L'immunité contre l'obésité, une nouvelle frontière
La découverte la plus intéressante est que la protéine Mitch (qui est élevée chez les femmes obèses) joue un rôle clé dans la détermination des types de dépôts graisseux qui se développent lorsque les cellules progénitrices deviennent des cellules graisseuses matures. Selon le Professeur Atan Gross« Lorsque nous avons éliminé Mitch des cellules progénitrices, nous avons constaté que l’environnement créé dans ces cellules n’était pas favorable à la synthèse de nouvelles graisses. »
La réduction de la capacité à synthétiser des membranes empêche les cellules de croître, de se développer et d’atteindre le point où la différenciation est possible.
En pratique, sans Mitch, les muscles développent une sorte d’« immunité contre l’obésité », rendue encore plus forte par le changement de la fonction métabolique qui pousse les cellules à rechercher de la graisse à brûler pour produire de l’énergie. Il ne s’agit pas d’une astuce métabolique, mais d’une refonte radicale du fonctionnement énergétique du corps.

Une approche différente des médicaments actuels
La recherche sur la protéine Mitch, qui vient d'être publiée dans Le Journal EMBO, se distingue clairement de la génération actuelle de médicaments pour la perte de poids, tels que ceux basés sur les agonistes du récepteur GLP-1 (Ozempic et les épigones, qui faisaient aussi « crier au miracle » aux gens. Ces médicaments, bien qu’efficaces pour réduire le poids, ont l’effet secondaire désagréable de diminuer également la masse musculaire, créant ce que beaucoup craignent : des corps plus minces mais moins forts et fonctionnels.

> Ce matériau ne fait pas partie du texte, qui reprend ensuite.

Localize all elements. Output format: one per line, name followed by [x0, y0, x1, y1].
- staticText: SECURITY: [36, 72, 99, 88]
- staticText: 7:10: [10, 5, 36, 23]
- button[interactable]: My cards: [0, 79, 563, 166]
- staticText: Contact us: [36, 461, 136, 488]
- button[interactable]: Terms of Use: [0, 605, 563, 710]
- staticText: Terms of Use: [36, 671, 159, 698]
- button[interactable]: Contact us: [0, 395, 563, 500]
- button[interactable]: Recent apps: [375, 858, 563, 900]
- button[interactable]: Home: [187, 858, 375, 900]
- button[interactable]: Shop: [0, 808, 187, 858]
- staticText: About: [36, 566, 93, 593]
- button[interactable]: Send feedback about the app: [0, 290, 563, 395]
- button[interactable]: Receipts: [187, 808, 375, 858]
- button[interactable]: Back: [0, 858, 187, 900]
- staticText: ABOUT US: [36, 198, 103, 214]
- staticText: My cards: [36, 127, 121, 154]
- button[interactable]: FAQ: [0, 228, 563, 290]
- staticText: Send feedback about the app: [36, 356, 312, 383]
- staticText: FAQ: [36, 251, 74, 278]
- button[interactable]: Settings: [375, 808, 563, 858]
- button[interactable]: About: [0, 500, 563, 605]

En revanche, faire taire Mitch non seulement empêche l’accumulation de graisse, mais améliore également la fonction et les performances musculaires, décrites par les chercheurs comme une « capacité athlétique accrue ». Imaginez : une perte de graisse sans régime, sans salle de sport, avec une santé et une forme physique améliorées. Cela me semble presque un mirage, et pourtant la science nous rapproche toujours plus de cette réalité.
L’avenir de l’obésité réside-t-il dans le vaccin ?
Avec une meilleure compréhension du rôle joué par Mitch dans le blocage du stockage des graisses, les chercheurs travaillent maintenant à développer une nouvelle molécule thérapeutique capable de faire taire Mitch. En cas de succès, l’impact sur la perte de poids et le traitement de l’obésité sera profond, voire permanent.
Cette découverte s’inscrit dans un domaine émergent de recherche sur l’obésité axé sur l’expression des protéines. Au début de l’année, une étude décrit comment le fait de faire taire une autre protéine (une protéine associée aux vésicules plasmalemmatiques du foie) pourrait également modifier les sources de carburant pour qu'elles soient plus efficaces pour brûler les sources de graisse et accélérer le métabolisme. En 2018, une autre étude a montré comment la désactivation d’un gène différent pouvait avoir un résultat similaire.
La direction est claire : nous trouvons de plus en plus de commutateurs moléculaires capables de reprogrammer notre métabolisme.
Je suis fasciné par l’idée que nous pourrions bientôt avoir une petite molécule capable de transformer notre relation avec la graisse corporelle. Le « vaccin contre l’obésité » n’est peut-être plus une utopie, mais une possibilité thérapeutique concrète qui va bien au-delà de la simple perte de poids, favorisant un corps non seulement plus mince, mais aussi plus fort et en meilleure santé. Et si tout a commencé avec la mise sous silence d’une petite protéine au nom presque affectueux, Mitch, peut-être devrions-nous commencer à regarder différemment ces parties de notre métabolisme que nous pensions bien connaître.